Work with your marketing and UX teams to emphasize what makes users happy. Focus on pathways with the highest preference. Eliminate bottlenecks due to bad design or poor website performance.
Create accurate personas based on the behavioral data from your converting customers. Segment users and build different funnels around their goals and intent. You can use behavioral data to improve outreach.
Create ideal customer profiles to shape cold email template B2B sales tactics and other areas.
Make minor, data-driven tweaks to your most successful paths. For example, you find out that converting customers prefer product recommendations at checkout, so you add a simple widget.
Source: POWR
For high-exit pathways, A/B test link placement, button design, page layout, images, and other elements.
As always, continually monitor and read the data. Track success metrics like conversion rate and CSAT.
Keep changes that work and adjust those that don’t. Keep optimizing your website and mobile app to align with what the behavioral data is telling you.
Behavioral data is important because it gives you a peek into your customers’ preferences.

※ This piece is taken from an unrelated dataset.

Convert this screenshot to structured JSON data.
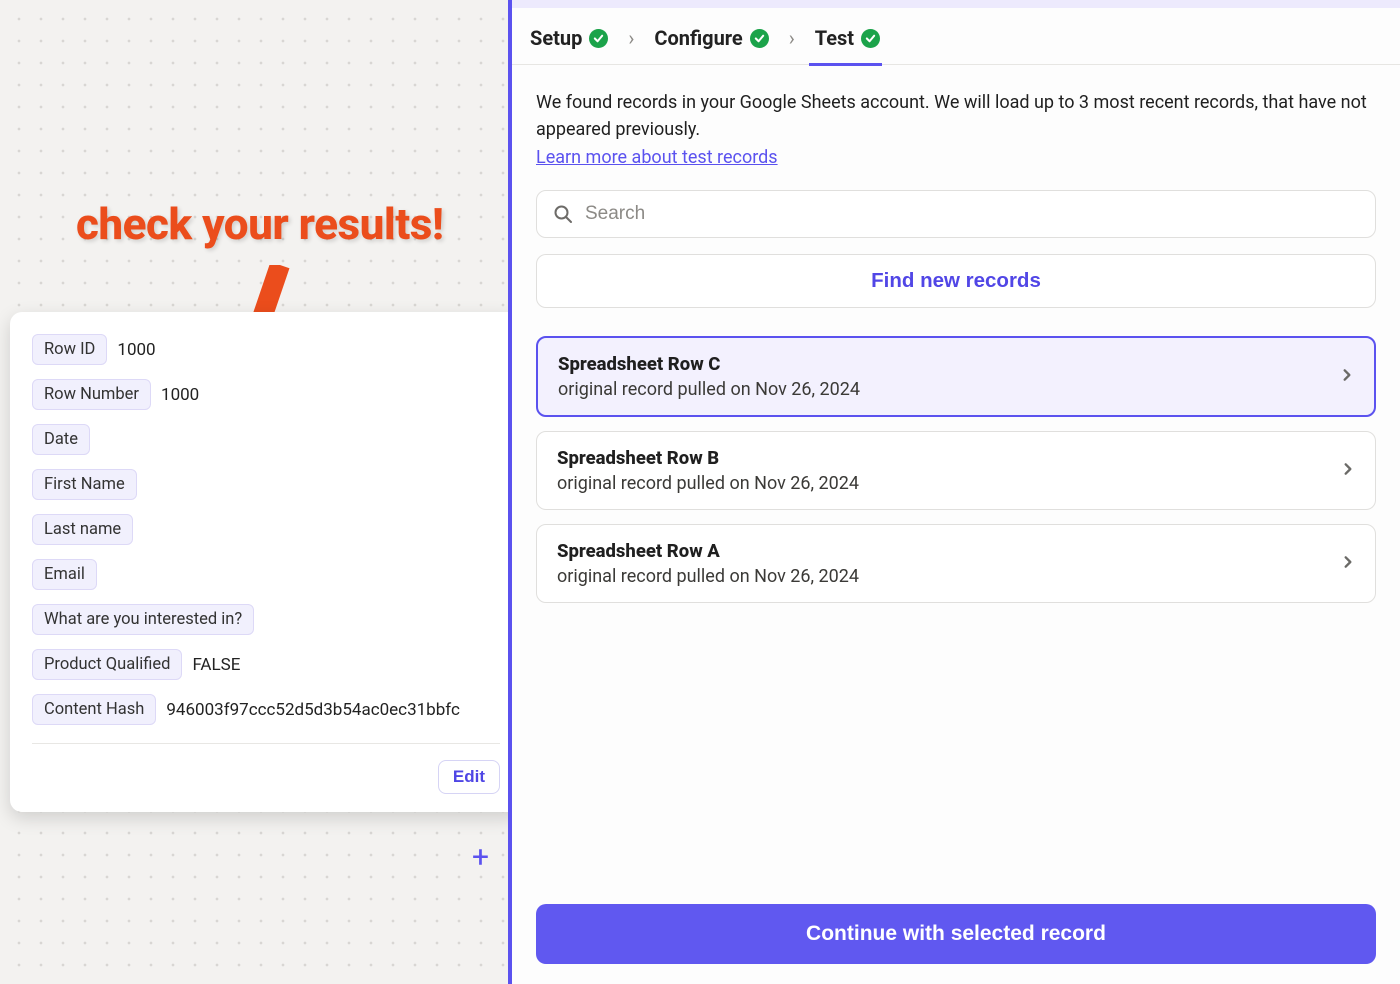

You not only learn how they interact with your company online but why they interact the way they do. Knowing this allows you to tailor the digital customer experience to increase loyalty and conversions.
Examples of behavioral data include email or newsletter sign-ups, website page views, social media engagement, app downloads, cart metrics, shopping history, and video views.
The way you collect behavioral data will vary depending on whether you want to track customers’ interactions with your emails, app, website, or social media.
To collect behavioral data from your website or app, use website analytics tools like Google Analytics and heat maps to analyze user actions.
You can also install pixels and create events to track behavior and analyze people’s page views and preferences.
To collect data on social media platforms or email, use the built-in analytical tools to track actions like shares and comments or email opens and click rates.
The competition reaches its peak during the holiday season. It’s the perfect time to kick your behavioral data strategy into gear. The good news is that progress doesn’t have to stop in the new year.
Establish a system for gathering and analyzing user behavior, and be rewarded all year long. Follow the basic steps in this guide and use the right tools.
In no time, you’ll have greater empathy for every user and convert more of them into paying customers.